宿の自室に戻った趙雲は、机に向かい猛然と筆を動かす。
しかし、逃がしてくれるはずもない○が、その背後から幾度となく声をかけてくる。
「子龍様、無視しないでください。ヤキモチを妬かれたのですか?」
「ちなみに私は、終始はらわたが煮えくり返りそうでした」
「女性にくっつかれていたのを、そのままにしていましたよね」
手を変え品を変え、あれこれ反応を見る○。
「子龍様は、私以外の女性に対して優柔不断だからいけないんです」
「……優柔不断とは心外な」
観念してやっと反応した趙雲。
「私はただ、同盟の使節である彼女を無下に扱って、事を荒立てぬよう堪えていただけだ。貴殿のように、やれどこそこのアレが流行っただとか、これこれの遊びがどうだとか…茶飲み話に興じていたわけではない」
「だって他に話す事、ないじゃないですか。
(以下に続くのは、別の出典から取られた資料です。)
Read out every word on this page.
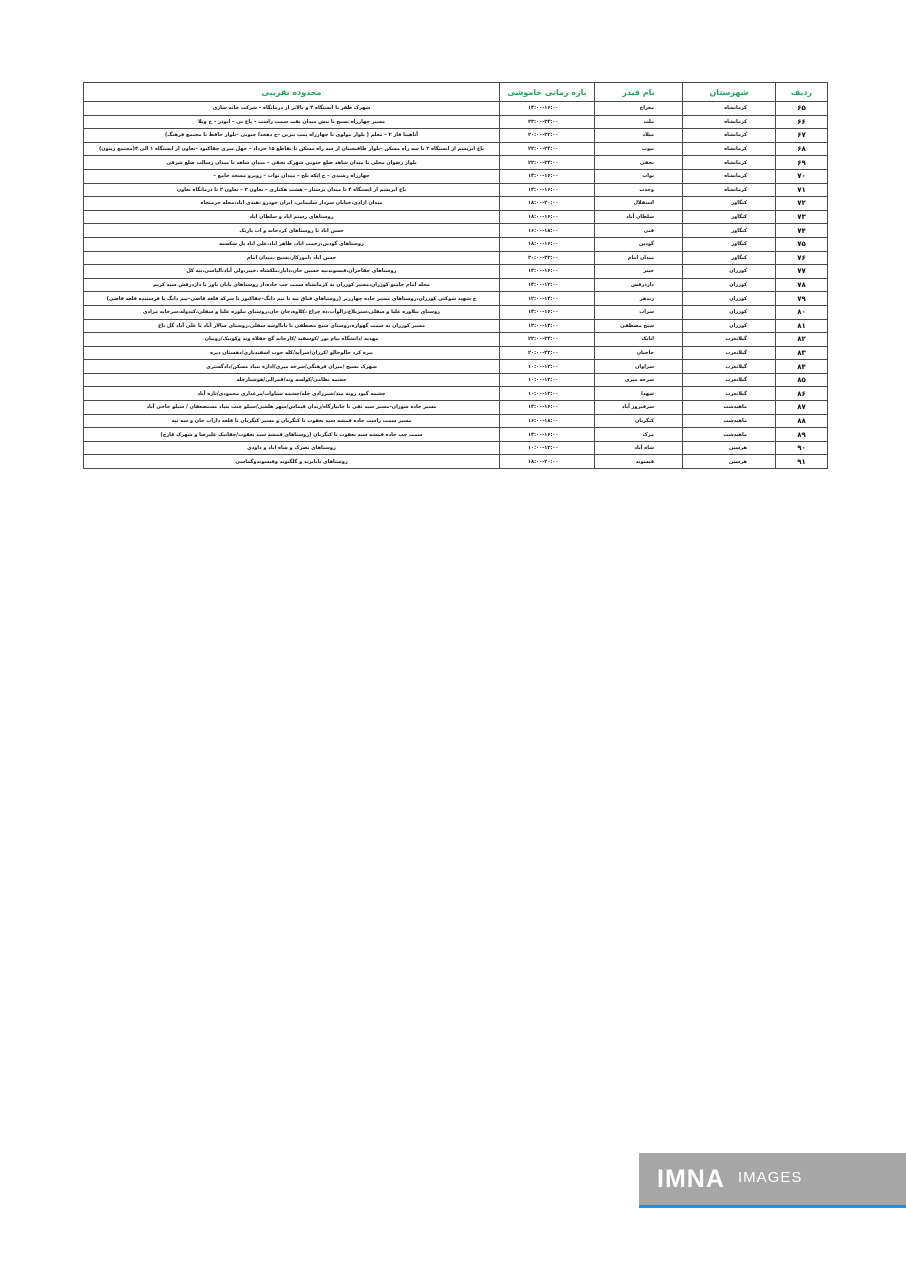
ردیف	شهرستان	نام فیدر	بازه زمانی خاموشی	محدوده تقریبی
۶۵	کرمانشاه	معراج	۱۴:۰۰-۱۶:۰۰	شهرک ظفر تا ایستگاه ۴ و بالاتر از درمانگاه – شرکت خانه سازی
۶۶	کرمانشاه	ملت	۲۲:۰۰-۲۴:۰۰	مسیر چهارراه بسیج تا نبش میدان نفت سمت راست – باغ نی – ابوذر – خ ویلا
۶۷	کرمانشاه	میلاد	۲۰:۰۰-۲۲:۰۰	آتاهیتا فاز ۲ – معلم ( بلوار مولوی تا چهارراه پمپ بنزین –خ دهخدا جنوبی –بلوار حافظ تا مجتمع فرهنگ)
۶۸	کرمانشاه	نیوت	۲۲:۰۰-۲۴:۰۰	باغ ابریشم از ایستگاه ۲ تا سه راه مسکن –بلوار طاقبستان از سه راه مسکن تا تقاطع ۱۵ خرداد – چهل متری چقاکبود –تعاون از ایستگاه ۱ الی ۴(مجتمع زیتون)
۶۹	کرمانشاه	نجفی	۲۲:۰۰-۲۴:۰۰	بلوار رضوان محلی تا میدان شاهد ضلع جنوبی شهرک نجفی – میدان شاهد تا میدان رسالت ضلع شرقی
۷۰	کرمانشاه	نواب	۱۴:۰۰-۱۶:۰۰	چهارراه رشیدی – خ اتکه تلخ – میدان نواب – روبرو مسجد جامع –
۷۱	کرمانشاه	وحدت	۱۴:۰۰-۱۶:۰۰	باغ ابریشم از ایستگاه ۴ تا میدان پرستار – هشت هکتاری – تعاون ۳ – تعاون ۲ تا درمانگاه تعاون
۷۲	کنگاور	استقلال	۱۸:۰۰-۲۰:۰۰	میدان ازادی،خیابان سردار سلیمانی، ایران خودرو ،هندی اباد،محله خرمنجاه
۷۳	کنگاور	سلطان آباد	۱۸:۰۰-۱۶:۰۰	روستاهای رستم اباد و سلطان اباد
۷۴	کنگاور	قنی	۱۶:۰۰-۱۸:۰۰	حسن اباد تا روستاهای کردخانه و اب باریک
۷۵	کنگاور	گودین	۱۸:۰۰-۱۶:۰۰	روستاهای گودین،رحمت اباد، ظاهر اباد،علی اباد پل شکسته
۷۶	کنگاور	میدان امام	۲۰:۰۰-۲۲:۰۰	حسن اباد ،اموزکار،بسیج ،میدان امام
۷۷	کوزران	خیبر	۱۴:۰۰-۱۶:۰۰	روستاهای چقاخزان،قیسوندنیه حسین خان،دابار،ملکشاه ،خیبر،ولی آباد،الیاسی،نیه کل
۷۸	کوزران	داردرقش	۱۴:۰۰-۱۲:۰۰	محله امام خامنو کوزران،مسیر کوزران به کرمانشاه سمت چپ جاده،از روستاهای بابان باور تا داردرقش سید کریم
۷۹	کوزران	زندهر	۱۲:۰۰-۱۴:۰۰	خ شهید شوکتی کوزران،روستاهای مسیر جاده چهارزبر (روستاهای قباق تپه تا نیم دانگ–چقاکبوز تا سرکه قلعه قاضی–نیم دانگ تا فرستنده قلعه قاضی)
۸۰	کوزران	سراب	۱۴:۰۰-۱۶:۰۰	روستای نیلاوره علیا و سفلی،سبزبلاغ،زالوآب،ده چراغ ،کلاوه،جان جان،روستای نیلوره علیا و سفلی،کندوله،سرخانه مرادی
۸۱	کوزران	شیخ مصطفی	۱۲:۰۰-۱۴:۰۰	مسیر کوزران به سمت گهواره،روستای شیخ مصطفی تا بابااوسه سفلی،روستای سالار آباد تا علی آباد گل باغ
۸۲	گیلانغرب	اتابک	۲۲:۰۰-۲۴:۰۰	مهدیه /دانشگاه پیام نور /کوسفید /کارخانه گچ چقلاه وند وکونیک/روبیان
۸۳	گیلانغرب	حاجیان	۲۰:۰۰-۲۲:۰۰	بیره کرد خالوخالو /کرزان/سرآبه/کله جوب اسفندیاری/دهستان دیره
۸۴	گیلانغرب	سراوان	۱۰:۰۰-۱۲:۰۰	شهرک بسیج /میران فرهنگی/سرخه میری/اداره بنیاد مسکن/دادگستری
۸۵	گیلانغرب	سرخه میری	۱۰:۰۰-۱۲:۰۰	چشمه نظامی/کولسه وند/قمرالی/هوشیارچله
۸۶	گیلانغرب	شهدا	۱۰:۰۰-۱۲:۰۰	چشمه گبود روته مند/شیرزادی چله/چشمه ستاوات/مرغداری محمودی/تازه آباد
۸۷	ماهیدشت	سرفیروز آباد	۱۴:۰۰-۱۶:۰۰	مسیر جاده شوران–مسیر سید نقی تا جانبازگاه/زندان قیماس/شهر هلشی/سیلو جنب بنیاد مستضعفان / سیلو حاجی آباد
۸۸	ماهیدشت	کنگربان	۱۶:۰۰-۱۸:۰۰	مسیر سمت راست جاده قمشه سید یعقوب تا کنگربان و مسیر کنگربان تا قلعه داراب خان و سه تپه
۸۹	ماهیدشت	مرک	۱۴:۰۰-۱۶:۰۰	سمت چپ جاده قمشه سید یعقوب تا کنگربان (روستاهای قمشه سید یعقوب/چقانیک علیرضا و شهرک فارج)
۹۰	هرسین	شاه آباد	۱۰:۰۰-۱۲:۰۰	روستاهای نصرک و شاه اباد و داودی
۹۱	هرسین	قیسوند	۱۸:۰۰-۲۰:۰۰	روستاهای بابایزید و گلگنوند وقیسوندوگماسی
IMNA IMAGES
私、軍や戦の事なんて何も知らされずにいるんです」
「そうは言ってもだな」
趙雲は決まり悪そうに視線を逸らし、独り言のように低く呟く。
「あのように……子供の頃の話で盛り上がっているからだ。”友として”、私の知らぬ貴殿の話が聞こえたら気にもなるだろう」
「え?」
「”友として”だ」
○は趙雲が自分に関心を持っていたという事実だけで胸がいっぱいになる。
「嬉しい……! 子龍様、私のそういう話、全く興味ないと思ってました。じゃあ……これはまだ多分誰にもお話ししてないことなんですけど、実は私、上に三人の兄がいるんですよ!だから男の子がするような遊びが得意なんです。今日は陸遜殿にその時の遊びの話をしたりしていただけです。陸遜殿も”男の子”だったわけですから」
「…」
「女の子が私一人だったのもあって、村を出る時はそれはもう、猛反対でした。どこかに落ち着いたら手紙を出すように言われていますので、その時は子龍様、ご挨拶してあげてください。きっと喜びますわ!子龍様の郷からを最後に連絡していないので、すっ飛んでくると思います」
そこまで言うと、○は趙雲の背中に覆いかぶさる。
「ご機嫌、直りましたか?直るまで部屋に戻れません」
「…離れなさい」
○の手を剥がしながら、趙雲は重い口を開く。
「……もう分かったから、今日は自室へ戻れ。……その代わり、明日は軍務に必要なものを買いに行くように言われている。そこに同行してくれ。終わったらなんでも好きなものを食べていい。 ……それで良いだろう?」
「本当ですか!?」
「ああ。だから早く寝なさい」
○は弾むような足取りで、今度こそ嬉々として部屋を出て行った。
一人残された趙雲は、静まり返った部屋で、白紙のままの報告書を前に深く椅子に背を預けた。